Whiteknights Energy CentreFor our main Whiteknights campus, the likely solutions are less clear. In 2015, we opened a new Energy Centre, fed with a 1.2 MWth CHP engine and a total of 10.5 MWth gas boilers, feeding 16 buildings through a new district heating network.  When opened, this scheme was delivering over 1,000 tCO2 savings each year, but we did not foresee the rapid decarbonisation of grid electricity coming so soon, and the carbon case for gas CHP now looks increasingly questionable.  This presents a dilemma, as we are saving in the region of £250,000 per annum in electricity costs from generating our own electricity onsite, and therefore transitioning away from our CHP engine will be costly.  It will also however be essential, if we are to deliver a net zero carbon position.
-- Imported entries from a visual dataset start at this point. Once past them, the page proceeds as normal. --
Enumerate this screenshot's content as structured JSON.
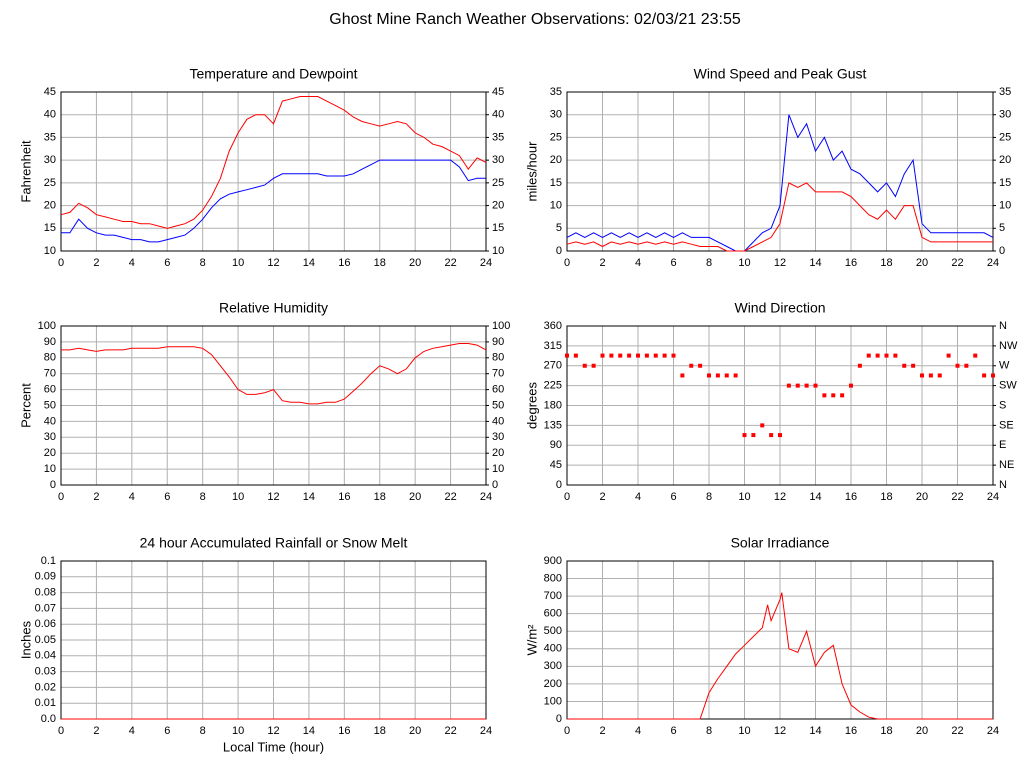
{
  "title": "Ghost Mine Ranch Weather Observations: 02/03/21 23:55",
  "chart_data": [
    {
      "type": "line",
      "title": "Temperature and Dewpoint",
      "y_label": "Fahrenheit",
      "grid": true,
      "x": [
        0,
        0.5,
        1,
        1.5,
        2,
        2.5,
        3,
        3.5,
        4,
        4.5,
        5,
        5.5,
        6,
        6.5,
        7,
        7.5,
        8,
        8.5,
        9,
        9.5,
        10,
        10.5,
        11,
        11.5,
        12,
        12.5,
        13,
        13.5,
        14,
        14.5,
        15,
        15.5,
        16,
        16.5,
        17,
        17.5,
        18,
        18.5,
        19,
        19.5,
        20,
        20.5,
        21,
        21.5,
        22,
        22.5,
        23,
        23.5,
        24
      ],
      "series": [
        {
          "color": "#ff0000",
          "values": [
            18,
            18.5,
            20.5,
            19.5,
            18,
            17.5,
            17,
            16.5,
            16.5,
            16,
            16,
            15.5,
            15,
            15.5,
            16,
            17,
            19,
            22,
            26,
            32,
            36,
            39,
            40,
            40,
            38,
            43,
            43.5,
            44,
            44,
            44,
            43,
            42,
            41,
            39.5,
            38.5,
            38,
            37.5,
            38,
            38.5,
            38,
            36,
            35,
            33.5,
            33,
            32,
            31,
            28,
            30.5,
            29.5
          ]
        },
        {
          "color": "#0000ff",
          "values": [
            14,
            14,
            17,
            15,
            14,
            13.5,
            13.5,
            13,
            12.5,
            12.5,
            12,
            12,
            12.5,
            13,
            13.5,
            15,
            17,
            19.5,
            21.5,
            22.5,
            23,
            23.5,
            24,
            24.5,
            26,
            27,
            27,
            27,
            27,
            27,
            26.5,
            26.5,
            26.5,
            27,
            28,
            29,
            30,
            30,
            30,
            30,
            30,
            30,
            30,
            30,
            30,
            28.5,
            25.5,
            26,
            26
          ]
        }
      ],
      "xlim": [
        0,
        24
      ],
      "xticks": [
        0,
        2,
        4,
        6,
        8,
        10,
        12,
        14,
        16,
        18,
        20,
        22,
        24
      ],
      "ylim": [
        10,
        45
      ],
      "yticks": [
        10,
        15,
        20,
        25,
        30,
        35,
        40,
        45
      ],
      "y2lim": [
        10,
        45
      ],
      "y2ticks": [
        10,
        15,
        20,
        25,
        30,
        35,
        40,
        45
      ]
    },
    {
      "type": "line",
      "title": "Wind Speed and Peak Gust",
      "y_label": "miles/hour",
      "grid": true,
      "x": [
        0,
        0.5,
        1,
        1.5,
        2,
        2.5,
        3,
        3.5,
        4,
        4.5,
        5,
        5.5,
        6,
        6.5,
        7,
        7.5,
        8,
        8.5,
        9,
        9.5,
        10,
        10.5,
        11,
        11.5,
        12,
        12.5,
        13,
        13.5,
        14,
        14.5,
        15,
        15.5,
        16,
        16.5,
        17,
        17.5,
        18,
        18.5,
        19,
        19.5,
        20,
        20.5,
        21,
        21.5,
        22,
        22.5,
        23,
        23.5,
        24
      ],
      "series": [
        {
          "color": "#0000ff",
          "values": [
            3,
            4,
            3,
            4,
            3,
            4,
            3,
            4,
            3,
            4,
            3,
            4,
            3,
            4,
            3,
            3,
            3,
            2,
            1,
            0,
            0,
            2,
            4,
            5,
            10,
            30,
            25,
            28,
            22,
            25,
            20,
            22,
            18,
            17,
            15,
            13,
            15,
            12,
            17,
            20,
            6,
            4,
            4,
            4,
            4,
            4,
            4,
            4,
            3
          ]
        },
        {
          "color": "#ff0000",
          "values": [
            1.5,
            2,
            1.5,
            2,
            1,
            2,
            1.5,
            2,
            1.5,
            2,
            1.5,
            2,
            1.5,
            2,
            1.5,
            1,
            1,
            1,
            0,
            0,
            0,
            1,
            2,
            3,
            6,
            15,
            14,
            15,
            13,
            13,
            13,
            13,
            12,
            10,
            8,
            7,
            9,
            7,
            10,
            10,
            3,
            2,
            2,
            2,
            2,
            2,
            2,
            2,
            2
          ]
        }
      ],
      "xlim": [
        0,
        24
      ],
      "xticks": [
        0,
        2,
        4,
        6,
        8,
        10,
        12,
        14,
        16,
        18,
        20,
        22,
        24
      ],
      "ylim": [
        0,
        35
      ],
      "yticks": [
        0,
        5,
        10,
        15,
        20,
        25,
        30,
        35
      ],
      "y2lim": [
        0,
        35
      ],
      "y2ticks": [
        0,
        5,
        10,
        15,
        20,
        25,
        30,
        35
      ]
    },
    {
      "type": "line",
      "title": "Relative Humidity",
      "y_label": "Percent",
      "grid": true,
      "x": [
        0,
        0.5,
        1,
        1.5,
        2,
        2.5,
        3,
        3.5,
        4,
        4.5,
        5,
        5.5,
        6,
        6.5,
        7,
        7.5,
        8,
        8.5,
        9,
        9.5,
        10,
        10.5,
        11,
        11.5,
        12,
        12.5,
        13,
        13.5,
        14,
        14.5,
        15,
        15.5,
        16,
        16.5,
        17,
        17.5,
        18,
        18.5,
        19,
        19.5,
        20,
        20.5,
        21,
        21.5,
        22,
        22.5,
        23,
        23.5,
        24
      ],
      "series": [
        {
          "color": "#ff0000",
          "values": [
            85,
            85,
            86,
            85,
            84,
            85,
            85,
            85,
            86,
            86,
            86,
            86,
            87,
            87,
            87,
            87,
            86,
            82,
            75,
            68,
            60,
            57,
            57,
            58,
            60,
            53,
            52,
            52,
            51,
            51,
            52,
            52,
            54,
            59,
            64,
            70,
            75,
            73,
            70,
            73,
            80,
            84,
            86,
            87,
            88,
            89,
            89,
            88,
            85
          ]
        }
      ],
      "xlim": [
        0,
        24
      ],
      "xticks": [
        0,
        2,
        4,
        6,
        8,
        10,
        12,
        14,
        16,
        18,
        20,
        22,
        24
      ],
      "ylim": [
        0,
        100
      ],
      "yticks": [
        0,
        10,
        20,
        30,
        40,
        50,
        60,
        70,
        80,
        90,
        100
      ],
      "y2lim": [
        0,
        100
      ],
      "y2ticks": [
        0,
        10,
        20,
        30,
        40,
        50,
        60,
        70,
        80,
        90,
        100
      ]
    },
    {
      "type": "scatter",
      "title": "Wind Direction",
      "y_label": "degrees",
      "grid": true,
      "x": [
        0,
        0.5,
        1,
        1.5,
        2,
        2.5,
        3,
        3.5,
        4,
        4.5,
        5,
        5.5,
        6,
        6.5,
        7,
        7.5,
        8,
        8.5,
        9,
        9.5,
        10,
        10.5,
        11,
        11.5,
        12,
        12.5,
        13,
        13.5,
        14,
        14.5,
        15,
        15.5,
        16,
        16.5,
        17,
        17.5,
        18,
        18.5,
        19,
        19.5,
        20,
        20.5,
        21,
        21.5,
        22,
        22.5,
        23,
        23.5,
        24
      ],
      "series": [
        {
          "color": "#ff0000",
          "values": [
            293,
            293,
            270,
            270,
            293,
            293,
            293,
            293,
            293,
            293,
            293,
            293,
            293,
            248,
            270,
            270,
            248,
            248,
            248,
            248,
            113,
            113,
            135,
            113,
            113,
            225,
            225,
            225,
            225,
            203,
            203,
            203,
            225,
            270,
            293,
            293,
            293,
            293,
            270,
            270,
            248,
            248,
            248,
            293,
            270,
            270,
            293,
            248,
            248
          ]
        }
      ],
      "xlim": [
        0,
        24
      ],
      "xticks": [
        0,
        2,
        4,
        6,
        8,
        10,
        12,
        14,
        16,
        18,
        20,
        22,
        24
      ],
      "ylim": [
        0,
        360
      ],
      "yticks": [
        0,
        45,
        90,
        135,
        180,
        225,
        270,
        315,
        360
      ],
      "y2lim": [
        0,
        360
      ],
      "y2ticks": [
        {
          "value": 0,
          "label": "N"
        },
        {
          "value": 45,
          "label": "NE"
        },
        {
          "value": 90,
          "label": "E"
        },
        {
          "value": 135,
          "label": "SE"
        },
        {
          "value": 180,
          "label": "S"
        },
        {
          "value": 225,
          "label": "SW"
        },
        {
          "value": 270,
          "label": "W"
        },
        {
          "value": 315,
          "label": "NW"
        },
        {
          "value": 360,
          "label": "N"
        }
      ]
    },
    {
      "type": "line",
      "title": "24 hour Accumulated Rainfall or Snow Melt",
      "y_label": "Inches",
      "x_label": "Local Time (hour)",
      "grid": true,
      "x": [
        0,
        24
      ],
      "series": [
        {
          "color": "#ff0000",
          "values": [
            0,
            0
          ]
        }
      ],
      "xlim": [
        0,
        24
      ],
      "xticks": [
        0,
        2,
        4,
        6,
        8,
        10,
        12,
        14,
        16,
        18,
        20,
        22,
        24
      ],
      "ylim": [
        0,
        0.1
      ],
      "yticks": [
        {
          "value": 0,
          "label": "0.0"
        },
        0.01,
        0.02,
        0.03,
        0.04,
        0.05,
        0.06,
        0.07,
        0.08,
        0.09,
        0.1
      ]
    },
    {
      "type": "line",
      "title": "Solar Irradiance",
      "y_label": "W/m²",
      "grid": true,
      "x": [
        0,
        0.5,
        1,
        1.5,
        2,
        2.5,
        3,
        3.5,
        4,
        4.5,
        5,
        5.5,
        6,
        6.5,
        7,
        7.5,
        8,
        8.5,
        9,
        9.5,
        10,
        10.5,
        11,
        11.3,
        11.5,
        12,
        12.1,
        12.5,
        13,
        13.5,
        14,
        14.5,
        15,
        15.5,
        16,
        16.5,
        17,
        17.5,
        18,
        18.5,
        19,
        19.5,
        20,
        20.5,
        21,
        21.5,
        22,
        22.5,
        23,
        23.5,
        24
      ],
      "series": [
        {
          "color": "#ff0000",
          "values": [
            0,
            0,
            0,
            0,
            0,
            0,
            0,
            0,
            0,
            0,
            0,
            0,
            0,
            0,
            0,
            0,
            150,
            230,
            300,
            370,
            420,
            470,
            520,
            650,
            560,
            680,
            720,
            400,
            380,
            500,
            300,
            380,
            420,
            200,
            80,
            40,
            10,
            0,
            0,
            0,
            0,
            0,
            0,
            0,
            0,
            0,
            0,
            0,
            0,
            0,
            0
          ]
        }
      ],
      "xlim": [
        0,
        24
      ],
      "xticks": [
        0,
        2,
        4,
        6,
        8,
        10,
        12,
        14,
        16,
        18,
        20,
        22,
        24
      ],
      "ylim": [
        0,
        900
      ],
      "yticks": [
        0,
        100,
        200,
        300,
        400,
        500,
        600,
        700,
        800,
        900
      ]
    }
  ]
}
Heat pumps have often been thought to only be suitable for low flow temperature situations.  This is likely to require deep retrofits to many of our buildings, a costly and disruptive solution, which may prove to be unfeasible in many instances – and certainly, will significantly add to cost and delivery timescales.  However, increasingly, high or very high temperature heat pumps are becoming available, and this presents new opportunities to consider potential retrofits of heat pump technologies without such deep retrofits. Over the coming year, we will begin investigating what is achievable and appropriate for our Energy Centre, as well as considering our approach to the many buildings with standalone heating systems.  Do we extend our district heating further, or should we favour a more localised approach to enable smaller-scale retrofits at a building by building level? No doubt, there will be no one solution, but increasing our understanding of these opportunities now will be essential for the years ahead. We work closely with our Maintenance colleagues, who equally recognise the challenges that delivering low carbon heating are likely to present.  This in turn means we are able to pool resources to address some key challenges in a joined up manner.

In conclusion

One of the joys of working in energy management is that there are constantly new challenges and new opportunities ahead. Currently however, these challenges and opportunities seem to be at a whole new level.  From the internal sustainability ambitions of the University presenting new opportunities, to the urgency for robust climate mitigation challenging my long-held efficiency-first beliefs, it is an interesting time to be an energy manager.  To be pushed out of my comfort zone after almost 15 years in energy management is a somewhat surprising but largely welcome position to be in.  I hope my next 15 years are similarly exciting!

About the author

Dan has been Energy & Sustainability Manager at University of Reading since 2011, leading on the delivery of sustainability in their operations. Dan is also a founding Director of Reading Community Energy Society, delivering community energy schemes locally since 2016.  He has a first‐class honours Environmental Studies BSc, and was named ‘Public Sector Energy Manager of the Year’ in 2019 by the Energy Manager’s Association.

This case study featured in the May-June 2020 edition of The EMA Magazine.